Wednesday, June 11, 2008

Can We Please Take "On the Table" Off the Table?


One of NPR's most crucial roles as an enabler of unchecked power for the US state is to normalize the most grotesque and barbarous activities of the US. The support of torture states in Central and South America becomes a positive "counterinsurgency" strategy - and it's victories are praised as in yesterday's piece and many others. Civilians killed by the US and its allies are barely mentioned, and if mentioned are usually lumped together as "insurgents" or "militants." And of course our torture is never torture, just "enhanced interrogation" or "harsh interrogation."

You'd think there might be limits to encouraging the banality of evil, but not on NPR. The supreme crime of Nuremberg (that quaint trial of the 1940s), as eloquently spelled out by US Justice Robert Jackson in his opening statements was the Crime Against Peace:
"A basic provision of the Charter is that to plan, prepare, initiate, or wage a war of aggression, or a war in violation of international treaties, agreements, and assurances, or to conspire or participate in a common plan to do so, is a crime."
Count 2 against the defendants in the trial included:
"All the defendants with divers other persons, during a period of years preceding 8 May 1945, participated in the planning, preparation, initiation, and waging of wars of aggression, which were also wars in violation of international treaties, agreements, and assurances."
So it is that I am really sickened to hear the matter-of-fact tone that NPR uses in discussing the Bush Administration's threats to wage a war of aggression against Iran. Here's Inskeep and Gonyea this morning:
  • Gonyea: "...at a press conference yesterday with European Union leaders - when asked about Iran - the President did not say something he has always said when talking about Iran: that all options are on the table in dealing with the Iranians. It made some of us think that perhaps he had taken the military option off the table. Well, guess what, he was asked about Iran today and he said not once but twice that all options are on the table, so if there was a slight easing of the rhetoric yesterday. It was back in place today.
  • To which Inskeep responds: "But wait a minute. One of the questions here is can the US and Europe agree on how to handle Iran? Is Germany saying that all options are on the table?"
Honestly, if there's another war crimes trial in the future, NPR should have several seats reserved - in the docket. Have these mouthpieces for war ever considered demanding from officials EXACTLY what "all the options" are? Do they include surprise attacks, tactical nuclear weapons, terrorist bombings within Iran, assassination, etc? How do military options square with international laws and treaties?

5 comments:

Anonymous said...

But, but, they were chust followink ordas!

Porter Melmoth said...

Und zeir papers are in orda!

Thanks, Mytwords, for reminding me how tiresome and sickening such Luntz-ish phrases as 'options on the table', 'connect the dots' 'over the top' and other euphemisms for unspeakable acts are. Plus, when the clubby Press embraces them, it increases their complicity with the sources of power. All sorts of heinous items can be contained in one string of innocuous-sounding and catchy buzzwords.

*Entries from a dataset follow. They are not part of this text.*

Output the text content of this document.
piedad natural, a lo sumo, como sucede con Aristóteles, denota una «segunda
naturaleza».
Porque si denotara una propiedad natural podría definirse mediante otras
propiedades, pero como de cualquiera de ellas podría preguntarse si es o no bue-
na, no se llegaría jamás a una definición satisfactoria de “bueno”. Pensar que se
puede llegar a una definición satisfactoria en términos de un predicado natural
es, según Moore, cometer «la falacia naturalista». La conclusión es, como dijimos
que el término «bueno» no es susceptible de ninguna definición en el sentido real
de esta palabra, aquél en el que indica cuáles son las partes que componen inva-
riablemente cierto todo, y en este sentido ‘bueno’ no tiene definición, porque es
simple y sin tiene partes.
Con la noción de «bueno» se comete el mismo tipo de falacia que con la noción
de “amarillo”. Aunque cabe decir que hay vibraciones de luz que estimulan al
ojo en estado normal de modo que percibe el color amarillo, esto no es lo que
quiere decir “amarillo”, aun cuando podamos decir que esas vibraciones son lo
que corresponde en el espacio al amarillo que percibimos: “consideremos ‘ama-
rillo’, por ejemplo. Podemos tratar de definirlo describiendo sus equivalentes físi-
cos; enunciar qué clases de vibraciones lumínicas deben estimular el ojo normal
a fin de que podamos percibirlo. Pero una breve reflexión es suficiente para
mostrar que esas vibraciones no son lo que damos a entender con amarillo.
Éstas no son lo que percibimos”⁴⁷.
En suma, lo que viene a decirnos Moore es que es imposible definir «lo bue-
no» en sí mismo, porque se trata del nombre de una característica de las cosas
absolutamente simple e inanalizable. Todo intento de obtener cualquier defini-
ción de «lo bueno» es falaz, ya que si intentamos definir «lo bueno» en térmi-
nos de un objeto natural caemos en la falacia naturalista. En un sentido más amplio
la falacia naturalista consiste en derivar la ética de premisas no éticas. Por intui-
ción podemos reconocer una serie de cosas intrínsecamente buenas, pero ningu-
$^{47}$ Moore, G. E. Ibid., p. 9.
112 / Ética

Gonyea's worthless kowtow 'coverage' of the White House, always delivered with a crooked smile, almost makes me pine for the Mara Liarsson days (JUST KIDDING!).

Anonymous said...

Woo-wee, parade of the glib, handy catchphrases! Just rolling them off my tongue and into the mic makes me feel so hip, urbane & self-important - and allows me to disconnect from the sharp-edged portent of their meaning...

"level the playing field"
"24-7"
"anytime soon"
"pain at the pump!"


And if I'm not mistaken, I think we were hearing the "table" thang about Iraq during "the runup."

Parroting bastards.

Buzztree said...

Yep. Makes me nauseous. Keep up the good work here, however. You're doing us an immense service in calling out these enablers.

Anonymous said...

I remember thinking as wj clinton first mentioned
'weaponsofmassdestruction' that this was going to be one of those cliches which would inevitably lead to trouble and bullshit. But, hey, who listens to me?